Cancer

The Royal Children’s Hospital is now the home of Queensland’s only tertiary centre for the treatment of kids with cancer, the Queensland Children’s Cancer Centre, or QCCC.

Every year, 120-160 children are diagnosed with cancer, which is the most common cause of death in childhood, excluding accidents.

The Children's Health Foundation is investing in oncology research to help develop better and less invasive treatments for kids with cancer, and is proud to fund the work of Dr Andrew Hallahan, Director of the Children’s Cancer Research Laboratory at the Royal Children’s Hospital.

Our Research Breakthroughs

Oncology researchers at the Royal Children’s Hospital are working in partnership with researchers across the nation to better understand the biology of cancer in the hope of developing better therapies that not only do less damage to children, but also rid the cancer from their tiny systems.

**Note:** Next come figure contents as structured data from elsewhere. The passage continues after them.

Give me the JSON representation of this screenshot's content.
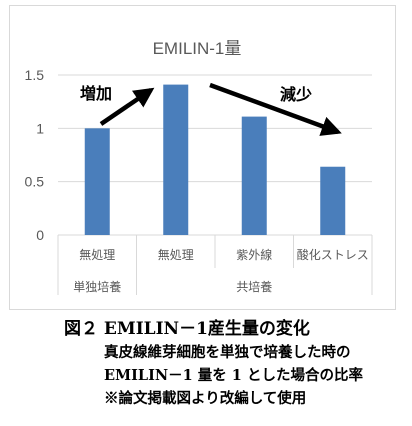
{
  "chart_data": {
    "type": "bar",
    "title": "EMILIN-1量",
    "categories": [
      "無処理",
      "無処理",
      "紫外線",
      "酸化ストレス"
    ],
    "groups": [
      {
        "label": "単独培養",
        "categories": [
          "無処理"
        ]
      },
      {
        "label": "共培養",
        "categories": [
          "無処理",
          "紫外線",
          "酸化ストレス"
        ]
      }
    ],
    "values": [
      1.0,
      1.41,
      1.11,
      0.64
    ],
    "ylim": [
      0,
      1.5
    ],
    "yticks": [
      "0",
      "0.5",
      "1",
      "1.5"
    ],
    "ytick_values": [
      0,
      0.5,
      1,
      1.5
    ],
    "grid": true,
    "bar_color": "#4a7ebb",
    "annotations": [
      "増加",
      "減少"
    ]
  },
  "caption": {
    "title": "図２ EMILIN－1産生量の変化",
    "lines": [
      "真皮線維芽細胞を単独で培養した時の",
      "EMILIN－1 量を 1 とした場合の比率",
      "※論文掲載図より改編して使用"
    ]
  }
}
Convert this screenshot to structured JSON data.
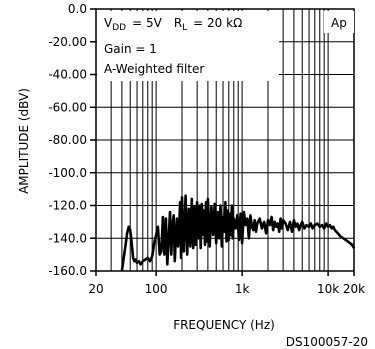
{
  "chart_data": {
    "type": "line",
    "title": "",
    "xlabel": "FREQUENCY (Hz)",
    "ylabel": "AMPLITUDE (dBV)",
    "x_scale": "log",
    "xlim": [
      20,
      20000
    ],
    "ylim": [
      -160,
      0
    ],
    "x_ticks": [
      {
        "value": 20,
        "label": "20"
      },
      {
        "value": 100,
        "label": "100"
      },
      {
        "value": 1000,
        "label": "1k"
      },
      {
        "value": 10000,
        "label": "10k"
      },
      {
        "value": 20000,
        "label": "20k"
      }
    ],
    "y_ticks": [
      {
        "value": 0,
        "label": "0.0"
      },
      {
        "value": -20,
        "label": "-20.00"
      },
      {
        "value": -40,
        "label": "-40.00"
      },
      {
        "value": -60,
        "label": "-60.00"
      },
      {
        "value": -80,
        "label": "-80.00"
      },
      {
        "value": -100,
        "label": "-100.0"
      },
      {
        "value": -120,
        "label": "-120.0"
      },
      {
        "value": -140,
        "label": "-140.0"
      },
      {
        "value": -160,
        "label": "-160.0"
      }
    ],
    "grid": true,
    "annotations": {
      "line1_vdd": "V",
      "line1_vdd_sub": "DD",
      "line1_vdd_val": "= 5V",
      "line1_rl": "R",
      "line1_rl_sub": "L",
      "line1_rl_val": "= 20 kΩ",
      "line2": "Gain = 1",
      "line3": "A-Weighted filter",
      "corner_tag": "Ap"
    },
    "figure_id": "DS100057-20",
    "series": [
      {
        "color": "#000000",
        "x": [
          40,
          42,
          44,
          46,
          48,
          50,
          52,
          54,
          56,
          58,
          60,
          63,
          66,
          70,
          75,
          80,
          85,
          90,
          95,
          100,
          105,
          110,
          115,
          120,
          125,
          130,
          135,
          140,
          145,
          150,
          155,
          160,
          165,
          170,
          175,
          180,
          185,
          190,
          195,
          200,
          210,
          220,
          230,
          240,
          250,
          260,
          270,
          280,
          290,
          300,
          310,
          320,
          330,
          340,
          350,
          360,
          370,
          380,
          390,
          400,
          420,
          440,
          460,
          480,
          500,
          520,
          540,
          560,
          580,
          600,
          620,
          640,
          660,
          680,
          700,
          720,
          740,
          760,
          780,
          800,
          840,
          880,
          920,
          960,
          1000,
          1050,
          1100,
          1150,
          1200,
          1250,
          1300,
          1350,
          1400,
          1450,
          1500,
          1600,
          1700,
          1800,
          1900,
          2000,
          2100,
          2200,
          2300,
          2400,
          2500,
          2600,
          2700,
          2800,
          2900,
          3000,
          3200,
          3400,
          3600,
          3800,
          4000,
          4200,
          4400,
          4600,
          4800,
          5000,
          5300,
          5600,
          6000,
          6300,
          6600,
          7000,
          7500,
          8000,
          8500,
          9000,
          9500,
          10000,
          10500,
          11000,
          11500,
          12000,
          12500,
          13000,
          13500,
          14000,
          15000,
          16000,
          17000,
          18000,
          19000,
          20000
        ],
        "y": [
          -160,
          -152,
          -145,
          -137,
          -133,
          -135,
          -143,
          -152,
          -154,
          -153,
          -155,
          -154,
          -156,
          -154,
          -153,
          -152,
          -154,
          -151,
          -143,
          -138,
          -133,
          -150,
          -148,
          -127,
          -150,
          -128,
          -156,
          -140,
          -124,
          -150,
          -132,
          -126,
          -154,
          -138,
          -128,
          -145,
          -135,
          -118,
          -152,
          -115,
          -148,
          -114,
          -150,
          -122,
          -145,
          -116,
          -146,
          -121,
          -144,
          -118,
          -140,
          -120,
          -146,
          -119,
          -138,
          -123,
          -144,
          -118,
          -142,
          -116,
          -145,
          -121,
          -138,
          -119,
          -143,
          -124,
          -140,
          -120,
          -145,
          -127,
          -136,
          -118,
          -142,
          -123,
          -141,
          -125,
          -138,
          -120,
          -140,
          -128,
          -134,
          -126,
          -141,
          -125,
          -143,
          -124,
          -132,
          -128,
          -140,
          -126,
          -133,
          -135,
          -129,
          -136,
          -131,
          -128,
          -134,
          -130,
          -137,
          -129,
          -132,
          -127,
          -135,
          -130,
          -133,
          -131,
          -136,
          -128,
          -134,
          -129,
          -131,
          -135,
          -130,
          -136,
          -129,
          -133,
          -131,
          -135,
          -132,
          -130,
          -134,
          -132,
          -133,
          -131,
          -134,
          -132,
          -131,
          -133,
          -132,
          -134,
          -131,
          -133,
          -132,
          -134,
          -133,
          -135,
          -136,
          -137,
          -138,
          -139,
          -140,
          -141,
          -142,
          -143,
          -144,
          -146
        ]
      }
    ]
  }
}
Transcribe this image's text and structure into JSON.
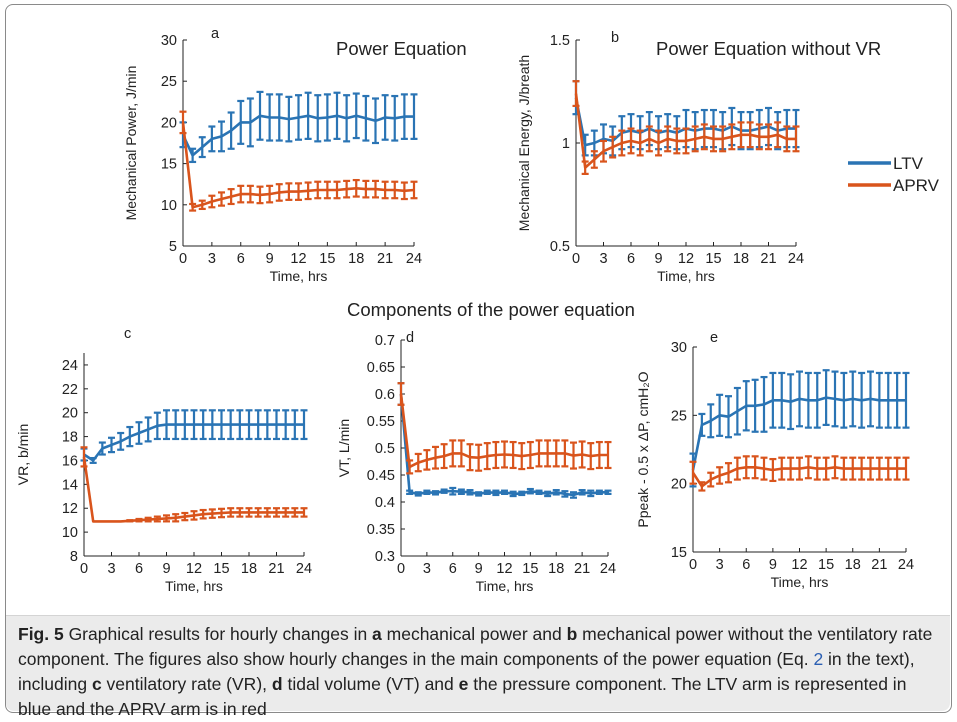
{
  "colors": {
    "ltv": "#2a74b4",
    "aprv": "#d9541c",
    "axis": "#222222"
  },
  "legend": [
    {
      "key": "ltv",
      "label": "LTV",
      "color": "#2a74b4"
    },
    {
      "key": "aprv",
      "label": "APRV",
      "color": "#d9541c"
    }
  ],
  "components_title": "Components of the power equation",
  "caption": {
    "fig_label": "Fig. 5",
    "p1": " Graphical results for hourly changes in ",
    "a": "a",
    "p2": " mechanical power and ",
    "b": "b",
    "p3": " mechanical power without the ventilatory rate component. The figures also show hourly changes in the main components of the power equation (Eq. ",
    "eq_ref": "2",
    "p4": " in the text), including ",
    "c": "c",
    "p5": " ventilatory rate (VR), ",
    "d": "d",
    "p6": " tidal volume (VT) and ",
    "e": "e",
    "p7": " the pressure component. The LTV arm is represented in blue and the APRV arm is in red"
  },
  "chart_data": [
    {
      "id": "a",
      "type": "line",
      "panel_label": "a",
      "title": "Power Equation",
      "xlabel": "Time, hrs",
      "ylabel": "Mechanical Power, J/min",
      "xlim": [
        0,
        24
      ],
      "ylim": [
        5,
        30
      ],
      "xticks": [
        "0",
        "3",
        "6",
        "9",
        "12",
        "15",
        "18",
        "21",
        "24"
      ],
      "yticks": [
        "5",
        "10",
        "15",
        "20",
        "25",
        "30"
      ],
      "x": [
        0,
        1,
        2,
        3,
        4,
        5,
        6,
        7,
        8,
        9,
        10,
        11,
        12,
        13,
        14,
        15,
        16,
        17,
        18,
        19,
        20,
        21,
        22,
        23,
        24
      ],
      "series": [
        {
          "name": "LTV",
          "values": [
            18.5,
            16,
            17,
            18,
            18.3,
            19,
            20,
            20,
            20.8,
            20.6,
            20.6,
            20.4,
            20.6,
            20.8,
            20.5,
            20.6,
            20.8,
            20.5,
            20.8,
            20.5,
            20.2,
            20.6,
            20.5,
            20.7,
            20.7
          ],
          "error": [
            1.5,
            0.8,
            1.2,
            1.5,
            1.8,
            2.2,
            2.6,
            2.9,
            2.9,
            2.8,
            2.8,
            2.7,
            2.7,
            2.8,
            2.8,
            2.8,
            2.8,
            2.8,
            2.7,
            2.7,
            2.7,
            2.7,
            2.7,
            2.7,
            2.7
          ]
        },
        {
          "name": "APRV",
          "values": [
            20,
            9.7,
            10,
            10.4,
            10.7,
            11,
            11.3,
            11.3,
            11.2,
            11.3,
            11.5,
            11.6,
            11.6,
            11.7,
            11.8,
            11.8,
            11.8,
            11.9,
            12,
            11.9,
            11.9,
            11.8,
            11.8,
            11.7,
            11.8
          ],
          "error": [
            1.3,
            0.4,
            0.5,
            0.7,
            0.8,
            0.9,
            1,
            1,
            1,
            1,
            1,
            1,
            1,
            1,
            1,
            1,
            1,
            1,
            1,
            1,
            1,
            1,
            1,
            1,
            1
          ]
        }
      ]
    },
    {
      "id": "b",
      "type": "line",
      "panel_label": "b",
      "title": "Power Equation without VR",
      "xlabel": "Time, hrs",
      "ylabel": "Mechanical Energy, J/breath",
      "xlim": [
        0,
        24
      ],
      "ylim": [
        0.5,
        1.5
      ],
      "xticks": [
        "0",
        "3",
        "6",
        "9",
        "12",
        "15",
        "18",
        "21",
        "24"
      ],
      "yticks": [
        "0.5",
        "1",
        "1.5"
      ],
      "x": [
        0,
        1,
        2,
        3,
        4,
        5,
        6,
        7,
        8,
        9,
        10,
        11,
        12,
        13,
        14,
        15,
        16,
        17,
        18,
        19,
        20,
        21,
        22,
        23,
        24
      ],
      "series": [
        {
          "name": "LTV",
          "values": [
            1.22,
            0.99,
            1.0,
            1.02,
            1.01,
            1.05,
            1.06,
            1.05,
            1.07,
            1.05,
            1.06,
            1.05,
            1.07,
            1.06,
            1.07,
            1.07,
            1.06,
            1.08,
            1.06,
            1.06,
            1.07,
            1.08,
            1.06,
            1.07,
            1.07
          ],
          "error": [
            0.08,
            0.05,
            0.06,
            0.07,
            0.07,
            0.08,
            0.08,
            0.08,
            0.08,
            0.08,
            0.08,
            0.08,
            0.09,
            0.09,
            0.09,
            0.09,
            0.09,
            0.09,
            0.09,
            0.09,
            0.09,
            0.09,
            0.09,
            0.09,
            0.09
          ]
        },
        {
          "name": "APRV",
          "values": [
            1.24,
            0.88,
            0.92,
            0.96,
            0.98,
            1.0,
            1.01,
            1.0,
            1.02,
            1.0,
            1.02,
            1.01,
            1.01,
            1.02,
            1.03,
            1.02,
            1.02,
            1.03,
            1.04,
            1.04,
            1.03,
            1.03,
            1.04,
            1.02,
            1.02
          ],
          "error": [
            0.06,
            0.03,
            0.04,
            0.05,
            0.05,
            0.06,
            0.06,
            0.06,
            0.06,
            0.06,
            0.06,
            0.06,
            0.06,
            0.06,
            0.06,
            0.06,
            0.06,
            0.06,
            0.06,
            0.06,
            0.06,
            0.06,
            0.06,
            0.06,
            0.06
          ]
        }
      ]
    },
    {
      "id": "c",
      "type": "line",
      "panel_label": "c",
      "title": "",
      "xlabel": "Time, hrs",
      "ylabel": "VR, b/min",
      "xlim": [
        0,
        24
      ],
      "ylim": [
        8,
        25
      ],
      "xticks": [
        "0",
        "3",
        "6",
        "9",
        "12",
        "15",
        "18",
        "21",
        "24"
      ],
      "yticks": [
        "8",
        "10",
        "12",
        "14",
        "16",
        "18",
        "20",
        "22",
        "24"
      ],
      "x": [
        0,
        1,
        2,
        3,
        4,
        5,
        6,
        7,
        8,
        9,
        10,
        11,
        12,
        13,
        14,
        15,
        16,
        17,
        18,
        19,
        20,
        21,
        22,
        23,
        24
      ],
      "series": [
        {
          "name": "LTV",
          "values": [
            16.5,
            16,
            17,
            17.3,
            17.6,
            18,
            18.3,
            18.6,
            18.9,
            19,
            19,
            19,
            19,
            19,
            19,
            19,
            19,
            19,
            19,
            19,
            19,
            19,
            19,
            19,
            19
          ],
          "error": [
            0.5,
            0.2,
            0.5,
            0.6,
            0.7,
            0.8,
            0.9,
            1,
            1.1,
            1.2,
            1.2,
            1.2,
            1.2,
            1.2,
            1.2,
            1.2,
            1.2,
            1.2,
            1.2,
            1.2,
            1.2,
            1.2,
            1.2,
            1.2,
            1.2
          ]
        },
        {
          "name": "APRV",
          "values": [
            16.3,
            10.9,
            10.9,
            10.9,
            10.9,
            10.95,
            11,
            11.05,
            11.1,
            11.15,
            11.2,
            11.3,
            11.4,
            11.5,
            11.55,
            11.6,
            11.65,
            11.65,
            11.65,
            11.65,
            11.65,
            11.65,
            11.65,
            11.65,
            11.65
          ],
          "error": [
            0.8,
            0,
            0,
            0,
            0,
            0.05,
            0.1,
            0.15,
            0.2,
            0.25,
            0.3,
            0.3,
            0.35,
            0.35,
            0.35,
            0.35,
            0.35,
            0.35,
            0.35,
            0.35,
            0.35,
            0.35,
            0.35,
            0.35,
            0.35
          ]
        }
      ]
    },
    {
      "id": "d",
      "type": "line",
      "panel_label": "d",
      "title": "",
      "xlabel": "Time, hrs",
      "ylabel": "VT, L/min",
      "xlim": [
        0,
        24
      ],
      "ylim": [
        0.3,
        0.7
      ],
      "xticks": [
        "0",
        "3",
        "6",
        "9",
        "12",
        "15",
        "18",
        "21",
        "24"
      ],
      "yticks": [
        "0.3",
        "0.35",
        "0.4",
        "0.45",
        "0.5",
        "0.55",
        "0.6",
        "0.65",
        "0.7"
      ],
      "x": [
        0,
        1,
        2,
        3,
        4,
        5,
        6,
        7,
        8,
        9,
        10,
        11,
        12,
        13,
        14,
        15,
        16,
        17,
        18,
        19,
        20,
        21,
        22,
        23,
        24
      ],
      "series": [
        {
          "name": "LTV",
          "values": [
            0.6,
            0.418,
            0.415,
            0.418,
            0.417,
            0.42,
            0.42,
            0.419,
            0.418,
            0.415,
            0.418,
            0.417,
            0.418,
            0.415,
            0.416,
            0.42,
            0.418,
            0.415,
            0.418,
            0.415,
            0.413,
            0.418,
            0.416,
            0.418,
            0.418
          ],
          "error": [
            0.02,
            0.003,
            0.003,
            0.003,
            0.003,
            0.003,
            0.006,
            0.004,
            0.004,
            0.003,
            0.003,
            0.004,
            0.003,
            0.004,
            0.003,
            0.004,
            0.003,
            0.004,
            0.004,
            0.005,
            0.005,
            0.004,
            0.005,
            0.003,
            0.003
          ]
        },
        {
          "name": "APRV",
          "values": [
            0.6,
            0.465,
            0.473,
            0.478,
            0.482,
            0.485,
            0.49,
            0.49,
            0.483,
            0.482,
            0.485,
            0.487,
            0.488,
            0.487,
            0.485,
            0.487,
            0.49,
            0.49,
            0.49,
            0.49,
            0.486,
            0.488,
            0.485,
            0.487,
            0.487
          ],
          "error": [
            0.02,
            0.012,
            0.016,
            0.018,
            0.02,
            0.022,
            0.024,
            0.024,
            0.024,
            0.024,
            0.024,
            0.024,
            0.024,
            0.024,
            0.024,
            0.024,
            0.024,
            0.024,
            0.024,
            0.024,
            0.024,
            0.024,
            0.024,
            0.024,
            0.024
          ]
        }
      ]
    },
    {
      "id": "e",
      "type": "line",
      "panel_label": "e",
      "title": "",
      "xlabel": "Time, hrs",
      "ylabel": "Ppeak - 0.5 x ΔP, cmH₂O",
      "xlim": [
        0,
        24
      ],
      "ylim": [
        15,
        30
      ],
      "xticks": [
        "0",
        "3",
        "6",
        "9",
        "12",
        "15",
        "18",
        "21",
        "24"
      ],
      "yticks": [
        "15",
        "20",
        "25",
        "30"
      ],
      "x": [
        0,
        1,
        2,
        3,
        4,
        5,
        6,
        7,
        8,
        9,
        10,
        11,
        12,
        13,
        14,
        15,
        16,
        17,
        18,
        19,
        20,
        21,
        22,
        23,
        24
      ],
      "series": [
        {
          "name": "LTV",
          "values": [
            21,
            24.3,
            24.6,
            25,
            24.9,
            25.3,
            25.7,
            25.7,
            25.8,
            26.1,
            26.1,
            26,
            26.2,
            26.1,
            26.1,
            26.3,
            26.2,
            26.1,
            26.2,
            26.1,
            26.2,
            26.1,
            26.1,
            26.1,
            26.1
          ],
          "error": [
            1.2,
            0.8,
            1.2,
            1.5,
            1.5,
            1.7,
            1.8,
            1.9,
            2,
            2,
            2,
            2,
            2,
            2,
            2,
            2,
            2,
            2,
            2,
            2,
            2,
            2,
            2,
            2,
            2
          ]
        },
        {
          "name": "APRV",
          "values": [
            20.8,
            19.8,
            20.3,
            20.6,
            20.8,
            21.1,
            21.2,
            21.2,
            21.1,
            21,
            21.1,
            21.1,
            21.1,
            21.2,
            21.1,
            21.1,
            21.2,
            21.1,
            21.1,
            21.1,
            21.1,
            21.1,
            21.1,
            21.1,
            21.1
          ],
          "error": [
            0.8,
            0.3,
            0.5,
            0.6,
            0.7,
            0.8,
            0.8,
            0.8,
            0.8,
            0.8,
            0.8,
            0.8,
            0.8,
            0.8,
            0.8,
            0.8,
            0.8,
            0.8,
            0.8,
            0.8,
            0.8,
            0.8,
            0.8,
            0.8,
            0.8
          ]
        }
      ]
    }
  ]
}
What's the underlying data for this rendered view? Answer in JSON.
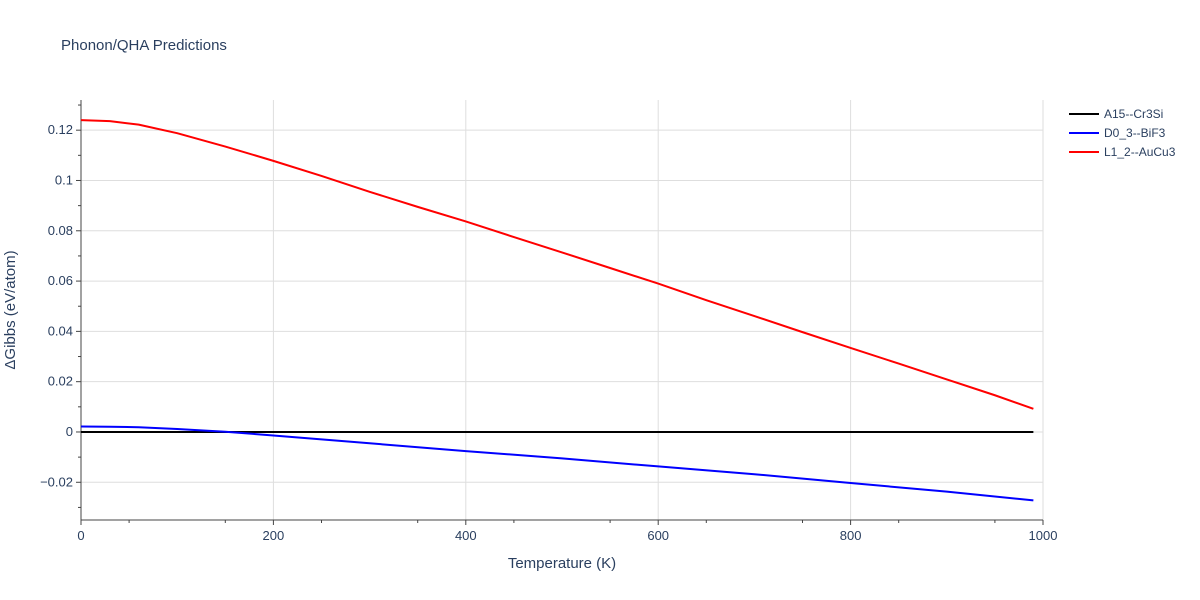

Every year the Children’s Cancer Research Laboratory adds to the national and global knowledge pool about childhood cancer. Recently it worked in partnership with researchers in Brisbane and America on a high-profile study to determine the effectiveness of blocking specific cell signal pathways critical for the growth and survival of brain tumours.

One of the vehicles contributing to this national research effort is the Queensland Children’s Tumour Bank, established with the help of generous donations from the corporate sector, individuals and broader community. The Bank contributes tumour specimens to important leukaemia and sarcoma studies occurring around the nation.

On another front, researchers have an exciting new approach to study relapsed brain tumour cells resulting in new insights into this currently untreatable problem. With 40 to 50 percent of brain tumours returning in children, the findings have the potential to make a real difference to the lives of these little patients, who at this point in time, have no treatment options.

Our hope in 2012 and beyond is:

  • to build on the opportunities our research into relapsed brain tumours has already uncovered to improve the effectiveness of radiation treatment
  • to collaborate with researchers at the Queensland Institute of Medical Research and the Institute for Molecular Bioscience to better characterise the critical tumour propagating cells that are responsible for treatment resistance and disease relapse
  • to continue to foster studies of cancer biology across Australia and the world through the Tumour Bank.